I don’t use Google in Firefox, Duck Duck Go is my primary search engine. Also why on earth would anyone install an app that has to go to the web to open it? When it comes to the Internet I am safe, as a user of the Internet you have to be cautious and I keep away from apps like Discord for instance, that relies solely on reading the web. It also seems a hell of a hard vulnerability to get going. This has been around for five years, yet why are we not hearing more about it?

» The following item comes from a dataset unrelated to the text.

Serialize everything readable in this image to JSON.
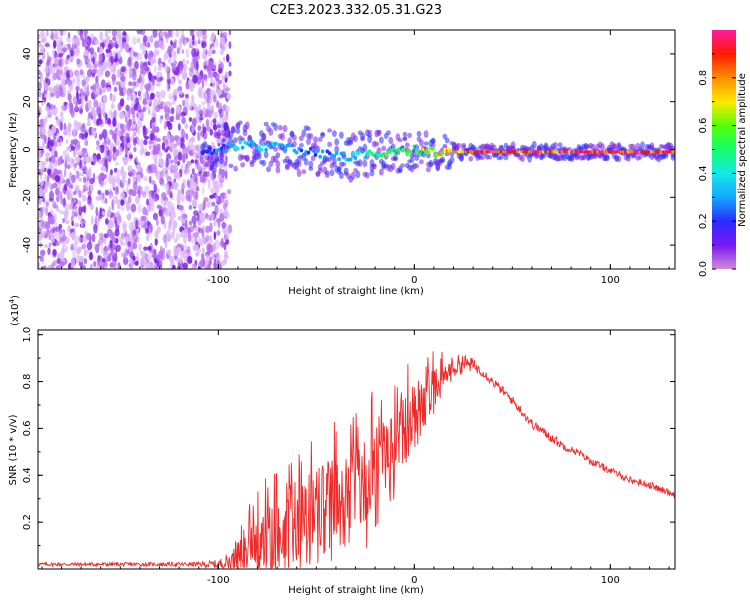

I know that one day the Internet will go bang and that’ll be it, as time and time again I keep saying and seeing day by day the Internet getting slower and slower, with all of the telemetry rubbish from Microsoft, Google and other proprietary Internet companies use to use us as their product numbers selling advertising, not just that though. The invasion of privacy on Mobile Media devices constantly listening in, when you’re not even using the device, Facebook especially, as well as Amazon, Google and the like, just big brother listening in constantly collecting data. It can’t be just product advertising, their has to be another reason?

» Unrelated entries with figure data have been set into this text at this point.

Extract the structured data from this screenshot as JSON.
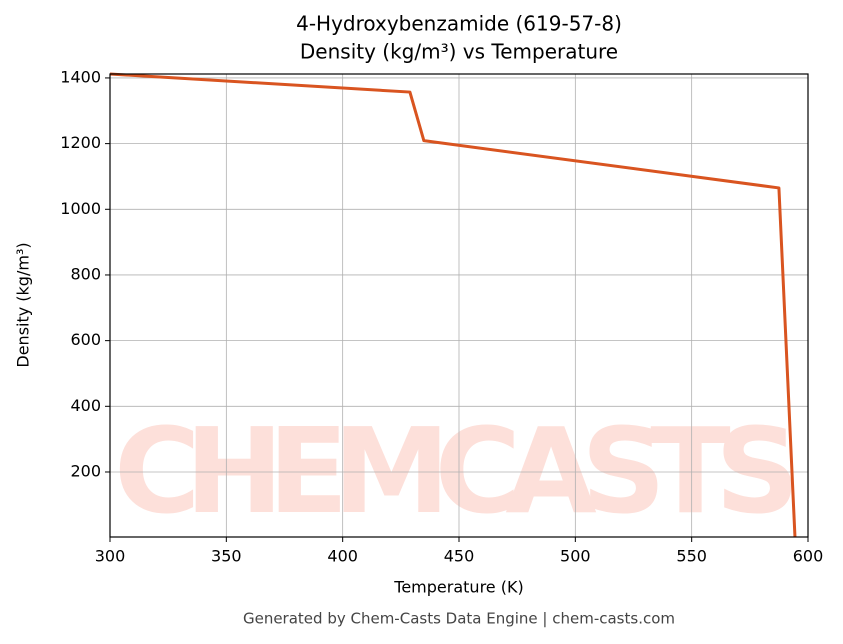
{
  "chart_data": {
    "type": "line",
    "title": "4-Hydroxybenzamide (619-57-8)",
    "subtitle": "Density (kg/m³) vs Temperature",
    "x_label": "Temperature (K)",
    "y_label": "Density (kg/m³)",
    "footer": "Generated by Chem-Casts Data Engine | chem-casts.com",
    "watermark": "CHEMCASTS",
    "x": [
      300,
      428.9,
      434.9,
      587.5,
      594.4
    ],
    "series": [
      {
        "name": "Density",
        "color": "#d95420",
        "values": [
          1412,
          1357,
          1209,
          1065,
          2
        ]
      }
    ],
    "xlim": [
      300,
      600
    ],
    "xticks": [
      300,
      350,
      400,
      450,
      500,
      550,
      600
    ],
    "ylim": [
      2,
      1412
    ],
    "yticks": [
      200,
      400,
      600,
      800,
      1000,
      1200,
      1400
    ],
    "grid": true
  }
}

It’s these reasons why it will all go bang one day in my opinion.

I used to use DDG for searching, and don’t have huge issues with it from a privacy standpoint, but was often underwhelmed by the quality of the results it gave me. (I.e. searching for documentation on a product, would get me dozens of links to places that sold it, but NOT the manufacturer…) Remember that DDG is basically asking BING (who at one point just asked Google…) I recently learned about and switched to “Startpage” instead. They supposedly run their searches through a Dutch server, (so are protected by Dutch and EU privacy laws, and don’t keep logs of search requests. They pay to get their search results from Google, w/o adds, and all that Google gets is THEIR server address so no tracking… They do put in their own adds, which are clearly marked as such (and that is how they make their money) and are based strictly on your search terms, not any personal info…

In terms of the cross-browser tracking, I got strange results when I tried the demo page in the article in my install of Firefox (w/ lots of privacy plugins) and Vivaldi - In FF, it initially failed to run until I allowed it in NoScript. It then ran but crashed the Clearkey plugin, and said I had everything except Skype installed. Vivaldi said I had Skype installed, but none of the other apps tested. AFAIK I don’t have ANY of the apps mentioned installed, unless something else I installed added them w/o my consent…

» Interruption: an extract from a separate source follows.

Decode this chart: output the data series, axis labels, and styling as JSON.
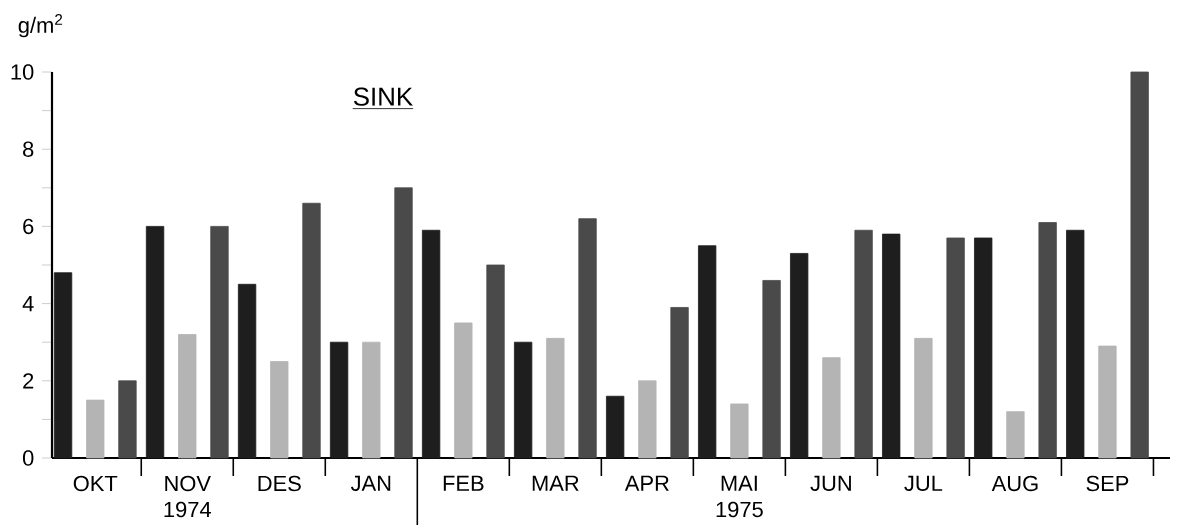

The identifiers both contained a 1, F, U and 3V’s but in different orders, and both claimed to be 95+% unique…

What this means, I’m not sure - either the demo is full of excrement, or my browsers are feeding it bogus answers, but either way it seems they are coming up with some sort of ID…

I need to re-install Tor before I try it…

ex-Gooserider

I installed Tor, and ran the same demo, and got yet another set of results - it said I had Postman and Adobe installed (I don’t), and none of the others. Supposedly my identifier this time was “unique among 76112 tests so far”

Trying the other oddball browsers I have on the system -

  • Midori doesn’t do anything with the URL.

  • Falkon crashes

  • Dillo gives a message asking for JavaScript to be enabled (Doesn’t seem possible)

  • Konqueror opens a second window that seems to be trying to load something repeatedly and fails… after several minutes w/ no results I gave up and closed it.

So seven different browsers, four failed, three gave different identifiers, with three different sets of results, none of them “right” in terms of whats actually installed on my system…

So it would seem like worst case they could presumably track me as a somewhat unique individual for all the things I did using a single browser if every effort to exploit this gave the same results, but the only way to track me across browsers would be to get an identifier for each one, AND determine that the different identifiers (showing different system configurations) all actually were for the same system.